This Python package is a collection of three methods for computing unstable periodic orbits in Hamiltonian systems that model a diverse array of problems in physical sciences and engineering. The unstable periodic orbits exist in the bottleneck of the equipotential line V(x, y)=E and project as lines on the configuration space (x, y) (Wiggins 2016). The three methods (Pollak, Child, and Pechukas 1980,Koon et al. (2011),Naik and Wiggins (2019)) described below have been implemented for three Hamiltonian systems of the form kinetic plus potential energy and a brief description can be found in the paper.pdf. The scripts are written as demonstration of how to modify and adapt the code for a problem of interest.
Clone/download the git repository using
$ git clone firstname.lastname@example.org:WyLyu/UPOsHam.git $ cd UPOsHam $ pip install -r requirements.txt
and check the modules shown in requirements.txt are installed using conda/pip. Specific problems can be imported as modules for use in further analysis.
Comparison of the three methods for the coupled quartic Hamiltonian Comparison of the results (data is located here) obtained using the three methods for the coupled quartic Hamiltonian can be done using
>> run run_comparison_coupled.py
and the generated figure is located here
To obtain the unstable periodic orbits for a specific model Hamiltonian using a specific method, one uses
>> run run_diffcorr_POfam_coupled.py
Other tests can be performed by running the cells in the run_alltests.ipynb
Copyright and License
Copyright 2019 Wenyang Lyu, Shibabrat Naik, Stephen Wiggins.
Koon, W. S., M. W. Lo, J. E. Marsden, and S. D. Ross. 2011. Dynamical systems, the three-body problem and space mission design.

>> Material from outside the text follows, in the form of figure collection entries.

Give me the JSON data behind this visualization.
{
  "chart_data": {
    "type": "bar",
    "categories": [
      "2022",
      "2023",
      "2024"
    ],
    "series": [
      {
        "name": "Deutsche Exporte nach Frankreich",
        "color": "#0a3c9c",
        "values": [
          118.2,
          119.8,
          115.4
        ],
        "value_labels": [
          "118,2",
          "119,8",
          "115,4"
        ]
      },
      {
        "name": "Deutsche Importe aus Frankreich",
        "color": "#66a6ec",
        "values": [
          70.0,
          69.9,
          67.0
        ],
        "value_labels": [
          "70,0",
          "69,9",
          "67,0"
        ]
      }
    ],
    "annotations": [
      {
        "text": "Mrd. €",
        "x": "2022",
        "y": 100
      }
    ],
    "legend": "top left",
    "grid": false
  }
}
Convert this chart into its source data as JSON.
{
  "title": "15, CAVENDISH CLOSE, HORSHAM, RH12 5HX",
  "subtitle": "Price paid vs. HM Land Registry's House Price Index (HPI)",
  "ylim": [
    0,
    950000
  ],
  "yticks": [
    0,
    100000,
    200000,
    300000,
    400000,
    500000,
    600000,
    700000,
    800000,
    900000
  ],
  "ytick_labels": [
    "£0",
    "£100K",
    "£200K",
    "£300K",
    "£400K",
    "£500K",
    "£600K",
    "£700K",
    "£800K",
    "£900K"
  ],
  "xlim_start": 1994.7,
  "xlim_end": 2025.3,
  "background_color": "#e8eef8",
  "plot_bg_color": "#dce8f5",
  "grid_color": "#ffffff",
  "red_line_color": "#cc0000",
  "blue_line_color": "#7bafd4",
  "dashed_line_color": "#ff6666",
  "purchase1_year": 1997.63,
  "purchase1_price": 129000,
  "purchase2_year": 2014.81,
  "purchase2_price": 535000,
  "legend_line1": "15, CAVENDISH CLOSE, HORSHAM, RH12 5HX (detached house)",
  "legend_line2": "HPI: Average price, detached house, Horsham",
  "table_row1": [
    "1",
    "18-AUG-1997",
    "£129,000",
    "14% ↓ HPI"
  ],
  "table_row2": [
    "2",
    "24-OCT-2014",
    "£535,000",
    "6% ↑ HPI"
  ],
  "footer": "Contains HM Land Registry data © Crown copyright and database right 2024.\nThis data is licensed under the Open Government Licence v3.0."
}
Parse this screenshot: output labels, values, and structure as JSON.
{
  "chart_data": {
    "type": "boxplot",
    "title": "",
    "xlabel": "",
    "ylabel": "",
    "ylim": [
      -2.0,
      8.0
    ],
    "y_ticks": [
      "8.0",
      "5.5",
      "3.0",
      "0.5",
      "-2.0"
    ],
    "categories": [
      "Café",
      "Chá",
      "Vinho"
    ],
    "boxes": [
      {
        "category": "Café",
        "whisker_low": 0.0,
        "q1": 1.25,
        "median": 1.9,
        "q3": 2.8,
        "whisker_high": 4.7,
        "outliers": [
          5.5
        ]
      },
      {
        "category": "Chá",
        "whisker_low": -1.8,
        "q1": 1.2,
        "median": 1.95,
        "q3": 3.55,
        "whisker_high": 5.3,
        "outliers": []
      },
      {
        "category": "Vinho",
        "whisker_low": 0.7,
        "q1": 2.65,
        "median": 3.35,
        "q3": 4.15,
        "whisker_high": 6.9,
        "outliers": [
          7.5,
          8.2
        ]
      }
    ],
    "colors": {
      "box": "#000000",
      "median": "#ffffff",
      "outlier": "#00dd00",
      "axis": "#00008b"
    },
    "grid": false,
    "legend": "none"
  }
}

Marsden books.
Naik, Shibabrat, and Stephen Wiggins. 2019. “Finding Normally Hyperbolic Invariant Manifolds in Two and Three Degrees of Freedom with Hénon-Heiles-Type Potential.” Phys. Rev. E 100 (2). American Physical Society: 022204. doi:10.1103/PhysRevE.100.022204.
Pollak, Eli, Mark S. Child, and Philip Pechukas. 1980. “Classical Transition State Theory: A Lower Bound to the Reaction Probability.” The Journal of Chemical Physics 72 (3): 1669–78. doi:10.1063/1.439276.
Wiggins, Stephen. 2016. “The Role of Normally Hyperbolic Invariant Manifolds (NHIMS) in the Context of the Phase Space Setting for Chemical Reaction Dynamics.” Regular and Chaotic Dynamics 21 (6): 621–38. doi:10.1134/S1560354716060034.